L'Ukraine en crise de souveraineté, d'intégrité territoriale et d'unité nationale, la Syrie en ruine et en crise humanitaire, la Libye des milices et des tribus en conflit armé, l'Irak des ethnies divisées et de l'EIIL obscurantiste, l'Egypte en crise de légitimité et de l'absence de sécurité, la Tunisie de l'instabilité politique et sans perspective économique florissante, l'UE de la récession économique et du chômage galopant, la faillite de la cause palestinienne embourbée, l'avenir incertain et obscur du Sahel : voici les grands perdants apparents et visibles de cette stratégie entamée dans les années quatre vingt et accélérée après le 11 septembre 2001.

Des dommages collatéraux causés par un découpage géostratégique et un recentrage géopolitique du monde contemporain ou les intérêts des pays faibles ne pèsent pas lourds dans ce jeu morbide des nations " tutrices " du monde.

La Russie, comme les autres "grandes" nations ont de tout temps utilisé leurs relations économiques et commerciales comme moyen de pression sur les pouvoirs faibles ou illégitimes.

La relance de cette guerre commerciale n'est qu'un des moyens de pression utilisés par les deux parties. C'est une Grande partie de jeu d'Echecs politique ou le positionnement est primordial. Le monde entier sait que les meilleurs joueurs du monde de jeu d'Echecs sont les russes, même si ce jeu a été inventé par les perfides perses sassanides. La flambée des tensions internationales a pour objectif d'infléchir la position de l'un ou de l'autre sur certains dossiers politiques sensibles et stratégiques. Cette situation risque donc de durer encore.

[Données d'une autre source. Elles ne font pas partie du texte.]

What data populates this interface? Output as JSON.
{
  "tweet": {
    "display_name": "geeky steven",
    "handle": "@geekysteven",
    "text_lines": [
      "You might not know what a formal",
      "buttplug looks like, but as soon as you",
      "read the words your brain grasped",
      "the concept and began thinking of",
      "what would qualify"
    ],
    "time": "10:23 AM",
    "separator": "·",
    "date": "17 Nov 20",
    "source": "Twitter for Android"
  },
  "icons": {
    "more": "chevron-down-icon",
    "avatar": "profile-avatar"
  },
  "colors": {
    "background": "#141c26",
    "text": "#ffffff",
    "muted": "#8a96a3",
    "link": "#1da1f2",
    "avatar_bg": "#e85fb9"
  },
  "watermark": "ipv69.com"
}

Les vrais perdants dans ce cas précis ne sont pas les " joueurs ", qui ont les instruments financiers adéquats de riposte, les réserves nécessaires et stratégiques de perdurer dans le temps, les moyens de dissuasion efficace, mais les pays qui subissent, de plein fouet, dans leur chair, dans leur territoire et dans leur population civile, des dommages collatéraux incommensurables, conséquences directes de ce jeu malsain.

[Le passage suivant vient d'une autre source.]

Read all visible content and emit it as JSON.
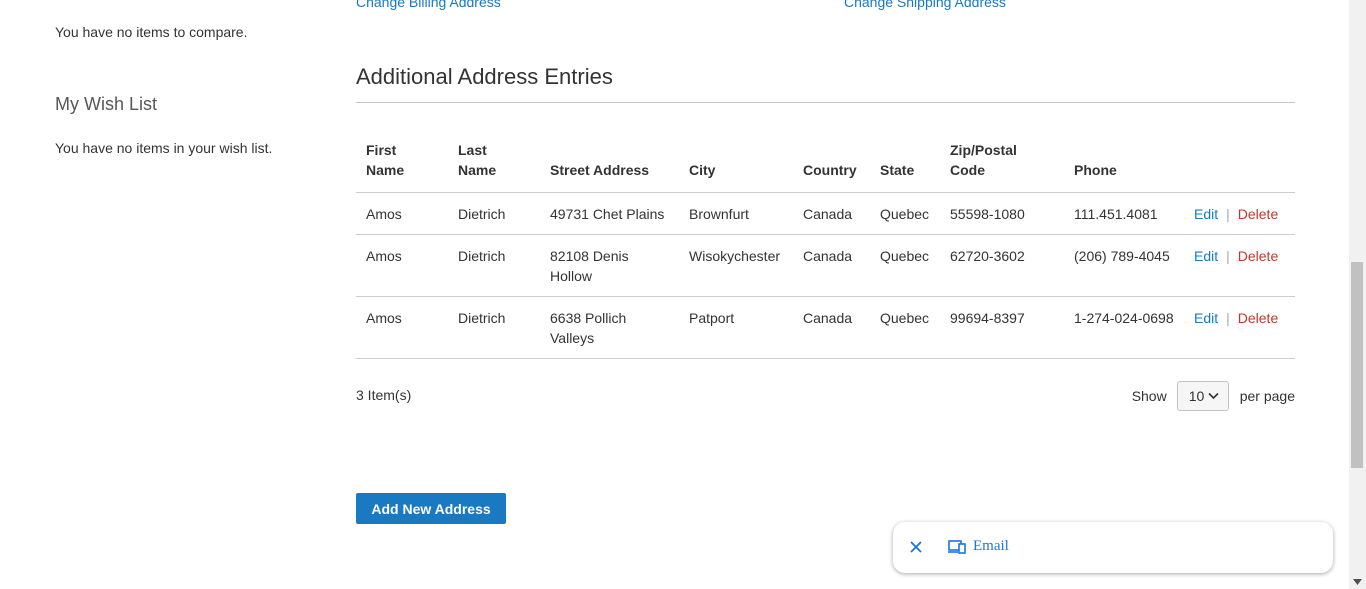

Les sanctions font partie d'une stratégie politique afin de faire pression sur la Fédération de Russie. Le Bloc de l'OTAN, au lieu de se voir s'auto dissoudre en 1992, après la dissolution du Pacte de Varsovie, le démembrement de l'Union Soviétique et du Bloc socialiste, annonçant ainsi la fin de la guerre froide et sa raison d'être principale, s'élargit continuellement et se renforce par de nouvelles adhésions, interfère dans des dossiers politiquo-militaires que seul l'ONU a le mandat exclusif et le droit statutaire et parfois s'immisce dans des conflits sans l'aval ni l'approbation onusienne. Les exemples ne manquent pas.

S'il faut chercher le vrai provocateur dans cette nouvelle escalade et le provocateur d'une seconde guerre froide, ça ne sera surement pas la Russie de Poutine, qui ne défend que les intérêts stratégiques de son pays, comme le font d'ailleurs tous les membres de l'OTAN.

Tous les faits témoignent de la poursuite de la détérioration des relations avec la Russie. L'OTAN intensifie de façon provocatrice sa présence militaire dans les pays proches des frontières russes, de son côté Poutine est déterminé à aller jusqu'au bout du bras de fer.

Des perdants collatéraux, comme l'Ukraine et certains pays du " printemps arabe ", sont des victimes directes de cette nouvelle escalade de l'OTAN, devenus des pays en guerre avec des milliers de victimes, des économies nationales en ruine.

L'approche de cette seconde guerre froide est quasi identique à la première ou l'affrontement stratégique entre les grandes nations se faisait par la multiplication de conflits régionaux pour garantir les frontières de leur empire.

Après l'écroulement de l'URSS, le compromis trouvé entre Moscou et Washington était que les pays qui faisaient partie intégrante de l'URSS et devenus depuis indépendants restent neutres. C'est ce compromis et cette neutralité qui ont été rompu par Washington et ses alliés de l'OTAN.